Occorre organizzarsi per rispondere ai bisogni
Secondo Claudio Mencacci, direttore emerito di Psichiatria all’ospedale Fatebenefratelli-Sacco di Milano e co-presidente SINPF, lo studio è importante perché i sintomi psichiatrici più frequenti, cioè depressione, ansia e insonnia, i cosiddetti disturbi mentali comuni con una prevalenza globale stimata nell’arco della vita tra il 25,9% e il 32,6%, rappresentano una perdita di salute considerevole nell’arco della vita. In secondo luogo, un numero crescente di evidenze indica che i sopravvissuti al Covid-19 possono presentare disturbi cognitivi duraturi, probabilmente dovuti all’esperienza di una malattia più grave e a una fragilità cognitiva preesistente.
Infine, un numero sempre più alto di studi suggerisce che chi ha avuto l’infezione da Coronavirus sperimenta una scarsa qualità del sonno e un disagio psichiatrico sotto forma di sintomi somatici persistenti, con implicazioni per la salute pubblica in termini di peggioramento della qualità della vita”.
Questo studio dimostra anche che il bisogno di salute mentale è cresciuto ancor di più durante e dopo la pandemia e gli effetti a lungo termine sono ancora indefiniti. “A 44 anni dalla riforma psichiatrica stiamo osservando un progressivo cedimento strutturale di molte delle articolazioni territoriali e ospedaliere della salute mentale – spiegano Balestrieri e Mencacci –. Ci troviamo infatti di fronte a un calo dei dipartimenti da 183 a 141, una riduzione significativa dei posti letto nei reparti ospedalieri attorno al 10% (-400), una massiccia diminuzione del personale, un aumento di tutte le situazioni residenziali e di non restituzione alla vita normale. La conferenza Stato-Regioni ha fissato al 5% la quota destinata alla salute mentale del fondo sanitario nazionale che per il 2022 è di 122 miliardi di euro ma in realtà la media di stanziamento effettivo delle regioni è di circa il 3% ben lontano dall’obiettivo del 10% indicato in sede comunitaria per i Paesi ad alto reddito.

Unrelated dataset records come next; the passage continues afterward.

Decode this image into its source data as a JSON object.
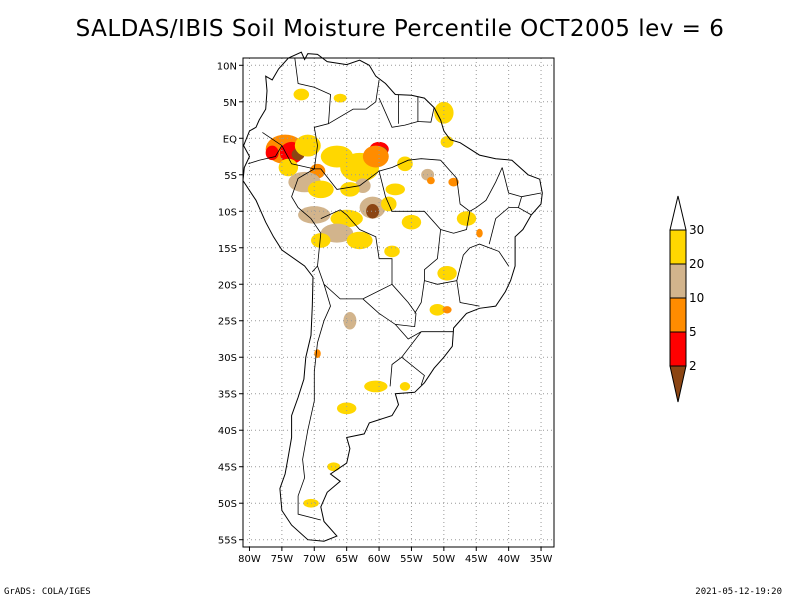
{
  "title": "SALDAS/IBIS Soil Moisture Percentile OCT2005 lev = 6",
  "footer": {
    "left": "GrADS: COLA/IGES",
    "right": "2021-05-12-19:20"
  },
  "map": {
    "lat_labels": [
      "10N",
      "5N",
      "EQ",
      "5S",
      "10S",
      "15S",
      "20S",
      "25S",
      "30S",
      "35S",
      "40S",
      "45S",
      "50S",
      "55S"
    ],
    "lat_values": [
      10,
      5,
      0,
      -5,
      -10,
      -15,
      -20,
      -25,
      -30,
      -35,
      -40,
      -45,
      -50,
      -55
    ],
    "lon_labels": [
      "80W",
      "75W",
      "70W",
      "65W",
      "60W",
      "55W",
      "50W",
      "45W",
      "40W",
      "35W"
    ],
    "lon_values": [
      -80,
      -75,
      -70,
      -65,
      -60,
      -55,
      -50,
      -45,
      -40,
      -35
    ],
    "lon_range": [
      -81,
      -33
    ],
    "lat_range": [
      -56,
      11
    ],
    "colors": {
      "coast": "#000000",
      "grid": "#999999",
      "bin_2": "#8b4513",
      "bin_2_5": "#ff0000",
      "bin_5_10": "#ff8c00",
      "bin_10_20": "#d2b48c",
      "bin_20_30": "#ffd700"
    },
    "patches": [
      {
        "lon": -74.5,
        "lat": -1.5,
        "rx": 3.0,
        "ry": 2.0,
        "bin": "bin_5_10"
      },
      {
        "lon": -73.5,
        "lat": -2.0,
        "rx": 1.8,
        "ry": 1.5,
        "bin": "bin_2_5"
      },
      {
        "lon": -72.5,
        "lat": -2.2,
        "rx": 1.0,
        "ry": 0.8,
        "bin": "bin_2"
      },
      {
        "lon": -76.5,
        "lat": -2.0,
        "rx": 1.0,
        "ry": 1.0,
        "bin": "bin_2_5"
      },
      {
        "lon": -71.0,
        "lat": -1.0,
        "rx": 2.0,
        "ry": 1.5,
        "bin": "bin_20_30"
      },
      {
        "lon": -69.5,
        "lat": -4.5,
        "rx": 1.2,
        "ry": 1.0,
        "bin": "bin_5_10"
      },
      {
        "lon": -71.5,
        "lat": -6.0,
        "rx": 2.5,
        "ry": 1.4,
        "bin": "bin_10_20"
      },
      {
        "lon": -69.0,
        "lat": -7.0,
        "rx": 2.0,
        "ry": 1.2,
        "bin": "bin_20_30"
      },
      {
        "lon": -74.0,
        "lat": -4.0,
        "rx": 1.5,
        "ry": 1.2,
        "bin": "bin_20_30"
      },
      {
        "lon": -66.5,
        "lat": -2.5,
        "rx": 2.5,
        "ry": 1.5,
        "bin": "bin_20_30"
      },
      {
        "lon": -63.0,
        "lat": -4.0,
        "rx": 3.0,
        "ry": 2.0,
        "bin": "bin_20_30"
      },
      {
        "lon": -60.0,
        "lat": -1.5,
        "rx": 1.5,
        "ry": 1.0,
        "bin": "bin_2_5"
      },
      {
        "lon": -59.5,
        "lat": -1.8,
        "rx": 0.8,
        "ry": 0.6,
        "bin": "bin_2"
      },
      {
        "lon": -60.5,
        "lat": -2.5,
        "rx": 2.0,
        "ry": 1.5,
        "bin": "bin_5_10"
      },
      {
        "lon": -62.5,
        "lat": -6.5,
        "rx": 1.2,
        "ry": 1.0,
        "bin": "bin_10_20"
      },
      {
        "lon": -64.5,
        "lat": -7.0,
        "rx": 1.5,
        "ry": 1.0,
        "bin": "bin_20_30"
      },
      {
        "lon": -61.0,
        "lat": -9.5,
        "rx": 2.0,
        "ry": 1.5,
        "bin": "bin_10_20"
      },
      {
        "lon": -61.0,
        "lat": -10.0,
        "rx": 1.0,
        "ry": 1.0,
        "bin": "bin_2"
      },
      {
        "lon": -58.5,
        "lat": -9.0,
        "rx": 1.2,
        "ry": 1.0,
        "bin": "bin_20_30"
      },
      {
        "lon": -65.0,
        "lat": -11.0,
        "rx": 2.5,
        "ry": 1.2,
        "bin": "bin_20_30"
      },
      {
        "lon": -70.0,
        "lat": -10.5,
        "rx": 2.5,
        "ry": 1.2,
        "bin": "bin_10_20"
      },
      {
        "lon": -66.5,
        "lat": -13.0,
        "rx": 2.5,
        "ry": 1.3,
        "bin": "bin_10_20"
      },
      {
        "lon": -63.0,
        "lat": -14.0,
        "rx": 2.0,
        "ry": 1.2,
        "bin": "bin_20_30"
      },
      {
        "lon": -69.0,
        "lat": -14.0,
        "rx": 1.5,
        "ry": 1.0,
        "bin": "bin_20_30"
      },
      {
        "lon": -58.0,
        "lat": -15.5,
        "rx": 1.2,
        "ry": 0.8,
        "bin": "bin_20_30"
      },
      {
        "lon": -55.0,
        "lat": -11.5,
        "rx": 1.5,
        "ry": 1.0,
        "bin": "bin_20_30"
      },
      {
        "lon": -52.5,
        "lat": -5.0,
        "rx": 1.0,
        "ry": 0.8,
        "bin": "bin_10_20"
      },
      {
        "lon": -52.0,
        "lat": -5.8,
        "rx": 0.6,
        "ry": 0.5,
        "bin": "bin_5_10"
      },
      {
        "lon": -48.5,
        "lat": -6.0,
        "rx": 0.8,
        "ry": 0.6,
        "bin": "bin_5_10"
      },
      {
        "lon": -50.0,
        "lat": 3.5,
        "rx": 1.5,
        "ry": 1.5,
        "bin": "bin_20_30"
      },
      {
        "lon": -49.5,
        "lat": -0.5,
        "rx": 1.0,
        "ry": 0.8,
        "bin": "bin_20_30"
      },
      {
        "lon": -56.0,
        "lat": -3.5,
        "rx": 1.2,
        "ry": 1.0,
        "bin": "bin_20_30"
      },
      {
        "lon": -46.5,
        "lat": -11.0,
        "rx": 1.5,
        "ry": 1.0,
        "bin": "bin_20_30"
      },
      {
        "lon": -44.5,
        "lat": -13.0,
        "rx": 0.5,
        "ry": 0.6,
        "bin": "bin_5_10"
      },
      {
        "lon": -49.5,
        "lat": -18.5,
        "rx": 1.5,
        "ry": 1.0,
        "bin": "bin_20_30"
      },
      {
        "lon": -51.0,
        "lat": -23.5,
        "rx": 1.2,
        "ry": 0.8,
        "bin": "bin_20_30"
      },
      {
        "lon": -49.5,
        "lat": -23.5,
        "rx": 0.7,
        "ry": 0.5,
        "bin": "bin_5_10"
      },
      {
        "lon": -64.5,
        "lat": -25.0,
        "rx": 1.0,
        "ry": 1.2,
        "bin": "bin_10_20"
      },
      {
        "lon": -69.5,
        "lat": -29.5,
        "rx": 0.5,
        "ry": 0.6,
        "bin": "bin_5_10"
      },
      {
        "lon": -60.5,
        "lat": -34.0,
        "rx": 1.8,
        "ry": 0.8,
        "bin": "bin_20_30"
      },
      {
        "lon": -56.0,
        "lat": -34.0,
        "rx": 0.8,
        "ry": 0.6,
        "bin": "bin_20_30"
      },
      {
        "lon": -65.0,
        "lat": -37.0,
        "rx": 1.5,
        "ry": 0.8,
        "bin": "bin_20_30"
      },
      {
        "lon": -67.0,
        "lat": -45.0,
        "rx": 1.0,
        "ry": 0.6,
        "bin": "bin_20_30"
      },
      {
        "lon": -70.5,
        "lat": -50.0,
        "rx": 1.2,
        "ry": 0.6,
        "bin": "bin_20_30"
      },
      {
        "lon": -72.0,
        "lat": 6.0,
        "rx": 1.2,
        "ry": 0.8,
        "bin": "bin_20_30"
      },
      {
        "lon": -66.0,
        "lat": 5.5,
        "rx": 1.0,
        "ry": 0.6,
        "bin": "bin_20_30"
      },
      {
        "lon": -57.5,
        "lat": -7.0,
        "rx": 1.5,
        "ry": 0.8,
        "bin": "bin_20_30"
      }
    ]
  },
  "legend": {
    "labels": [
      "30",
      "20",
      "10",
      "5",
      "2"
    ]
  }
}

Gli utenti sono scesi in maniera inesorabile dagli 850.000 del 2017 a meno di 730.000 nel 2020 di cui un’ampia percentuale al di sopra dei 45 anni e questo non è un buon segno in quanto indicatore di una lenta perdita di appeal per le strutture pubbliche con un evidente danno a tutta la salute mentale. A tutto questo si aggiunge la fuga del personale medico e infermieristico da dipartimenti già sotto organico da anni, tanto che nel 2025 mancheranno altri 1000 psichiatri tra pensionamenti e dimissioni come emerge da uno studio recente di Anaao- Assomed e circa 9000 tra infermieri/psicologi/assistente Sociali/Terapisti”.